Ultimately, the controversy offers researchers a moment to rethink and adjust how they distribute research, O’Donohuge says.
“In normal times, it is very common for an economics working paper at this stage to be distributed to your network while the methodology is being refined to get feedback from others,” she explains. It’s clear to experts the difference between a “working paper” and those that are peer-reviewed. But the difference isn’t always clear to the media or the public, who are watching in-progress research related to Covid-19 closely.
“Practices that may have been normal for us before as we’re working on drafts probably need to be rethought more,” she says. “I think that’s something that many of us are learning and trying to adapt to throughout this pandemic.”
Ophir, the expert in science communication, notes that while making preliminary findings available for the public can be necessary, it also “opens the door for additional uncertainty, suspicion, and potentially distrust.”

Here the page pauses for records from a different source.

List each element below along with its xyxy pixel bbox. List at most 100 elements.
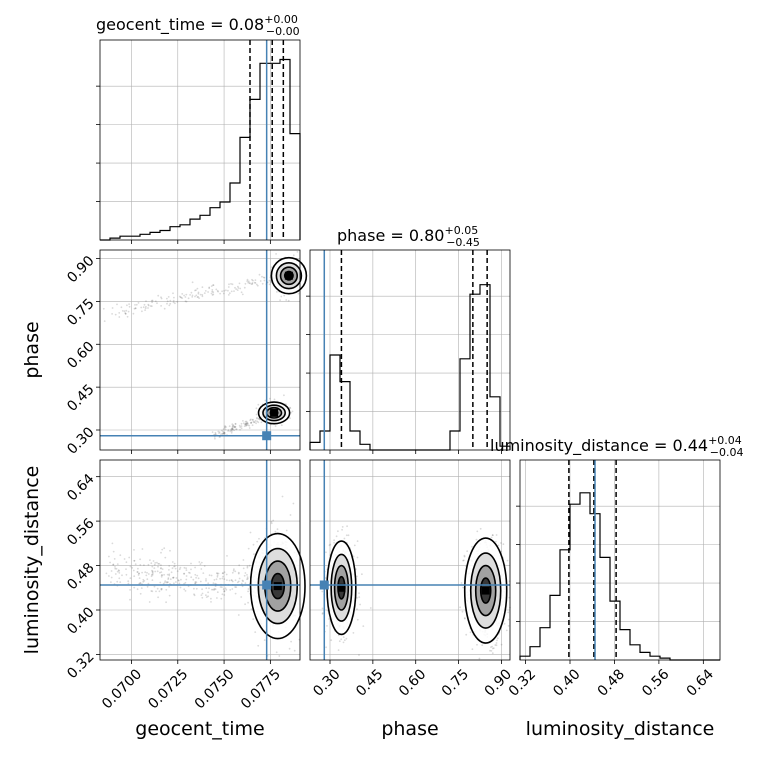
scatter-point [201, 596, 204, 599]
scatter-point [491, 647, 494, 650]
scatter-point [223, 290, 226, 292]
scatter-point [179, 566, 182, 569]
scatter-point [185, 300, 188, 303]
scatter-point [260, 421, 263, 424]
scatter-point [167, 577, 170, 579]
scatter-point [112, 563, 115, 566]
scatter-point [133, 559, 136, 562]
scatter-point [256, 284, 259, 287]
scatter-point [213, 587, 216, 590]
scatter-point [148, 601, 151, 603]
scatter-point [168, 304, 171, 307]
scatter-point [255, 422, 257, 425]
scatter-point [212, 291, 215, 294]
scatter-point [244, 282, 247, 285]
x-tick-label-luminosity_distance-0: 0.32 [506, 666, 539, 699]
scatter-point [276, 528, 279, 531]
scatter-point [150, 299, 153, 302]
scatter-point [114, 567, 117, 570]
x-tick-label-geocent_time-1: 0.0725 [145, 666, 191, 712]
scatter-point [194, 582, 197, 585]
scatter-point [166, 302, 168, 305]
scatter-point [227, 286, 230, 288]
scatter-point [251, 278, 253, 281]
scatter-point [121, 574, 123, 577]
scatter-point [235, 288, 238, 290]
scatter-point [463, 554, 466, 557]
scatter-point [253, 421, 256, 423]
scatter-point [491, 534, 494, 536]
scatter-point [359, 603, 361, 606]
y-tick-label-luminosity_distance-0: 0.32 [64, 649, 97, 682]
scatter-point [237, 614, 240, 616]
scatter-point [358, 654, 360, 656]
scatter-point [154, 300, 157, 303]
scatter-point [117, 569, 120, 572]
scatter-point [490, 650, 493, 652]
scatter-point [126, 304, 128, 307]
scatter-point [184, 296, 187, 298]
scatter-point [335, 535, 338, 538]
scatter-point [145, 300, 147, 302]
scatter-point [292, 254, 295, 257]
scatter-point [172, 576, 175, 579]
scatter-point [245, 422, 247, 425]
scatter-point [240, 291, 243, 294]
scatter-point [210, 601, 212, 603]
scatter-point [237, 285, 239, 288]
scatter-point [263, 279, 266, 282]
scatter-point [255, 413, 258, 416]
scatter-point [245, 422, 247, 425]
scatter-point [187, 297, 190, 300]
scatter-point [231, 579, 233, 582]
scatter-point [222, 572, 224, 575]
scatter-point [256, 540, 259, 543]
scatter-point [139, 558, 142, 561]
scatter-point [219, 586, 222, 588]
scatter-point [239, 428, 241, 431]
scatter-point [290, 640, 292, 643]
scatter-point [233, 429, 236, 432]
scatter-point [268, 283, 271, 286]
y-tick-label-phase-1: 0.45 [64, 381, 97, 414]
scatter-point [240, 582, 243, 585]
scatter-point [230, 427, 233, 430]
scatter-point [183, 588, 186, 591]
scatter-point [210, 597, 212, 600]
x-tick-label-phase-2: 0.60 [396, 666, 429, 699]
scatter-point [108, 555, 110, 558]
scatter-point [197, 577, 200, 580]
scatter-point [196, 574, 199, 577]
scatter-point [161, 574, 164, 577]
scatter-point [244, 582, 247, 584]
scatter-point [495, 540, 497, 543]
scatter-point [161, 588, 163, 590]
scatter-point [254, 419, 257, 422]
scatter-point [495, 644, 498, 647]
scatter-point [356, 597, 358, 599]
scatter-point [361, 573, 363, 576]
scatter-point [240, 422, 243, 425]
scatter-point [490, 646, 492, 648]
scatter-point [196, 296, 199, 298]
scatter-point [184, 581, 187, 584]
scatter-point [291, 410, 294, 413]
scatter-point [243, 286, 246, 289]
scatter-point [183, 294, 186, 297]
scatter-point [156, 302, 158, 305]
scatter-point [183, 566, 186, 569]
scatter-point [494, 644, 497, 646]
scatter-point [278, 655, 281, 657]
scatter-point [352, 555, 355, 558]
scatter-point [127, 582, 130, 585]
scatter-point [220, 597, 223, 600]
panel-frame-phase_vs_luminosity_distance [309, 459, 511, 661]
scatter-point [142, 306, 145, 309]
y-tick-label-phase-2: 0.60 [64, 339, 97, 372]
scatter-point [325, 551, 327, 554]
scatter-point [207, 291, 210, 293]
scatter-point [125, 309, 128, 312]
scatter-point [138, 577, 141, 579]
scatter-point [208, 587, 210, 590]
scatter-point [329, 543, 332, 546]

“If the uncertainty of the findings is not communicated well with the public, people will expect what they read in news articles to be definite and conclusive,” he says. “If it will turn out to be wrong, their trust in scientists and the scientific endeavor will be harmed.”
Moving forward — The Sturgis report is, in some ways, a case study in what happens when three factors collide: research not ready for public consumption, puzzlement over the scientific process, and eagerness for the latest details of the biggest news story in the world. And preventing similar cases of confusion and controversy in the future depends on both researchers and the public.
Ophir observes that, unfortunately, “information during developing crises is inherently incomplete.” Ideas are suggested, supported, tested, and revised over and over again — this is the healthy process of scientific inquiry. But it’s also anxiety-provoking for a public eager to understand an ever-changing situation.
"Be both skeptical and forgiving of new research on Covid-19."
“The biggest takeaway from the Sturgis case is that the scientific community should be extremely cautious and transparent when publishing results that did not go through the rigorous process of anonymous peer review,” he says.
“By not communicating the state of the study clearly, the scientists open the door for valid criticism that may give the average reader the impression that their results are worthless and unreliable. In reality, their reliability and validity are awaiting further scrutiny.”
Readers, for their part, need to better understand that the scientific process takes time and findings published “during an ongoing crisis should be taken with a grain of salt,” Ophir says.
Skepticism toward the conclusiveness of discovery is healthy, he adds, but cynicism is not. We should still listen and trust experts. Ophir advises readers wanting to make sure they understand a situation to check the original source of information, estimate that source’s expertise, and have a diverse media diet.
Griffith also notes that readers should know that while one study is good, more is better — when multiple teams come to the same conclusion, using a variety of methods and data, we can be pretty confident that results are real. Typically, studies like the Sturgis report would go “though many months of criticism, revision, and refinement,” he says, but researchers are racing to produce and publish research that can mitigate the health effects of Covid-19.
“Be both skeptical and forgiving of new research on Covid-19,” Griffith says. “It feels cliche, but we live in turbulent times and medical researchers are struggling just like everyone else.”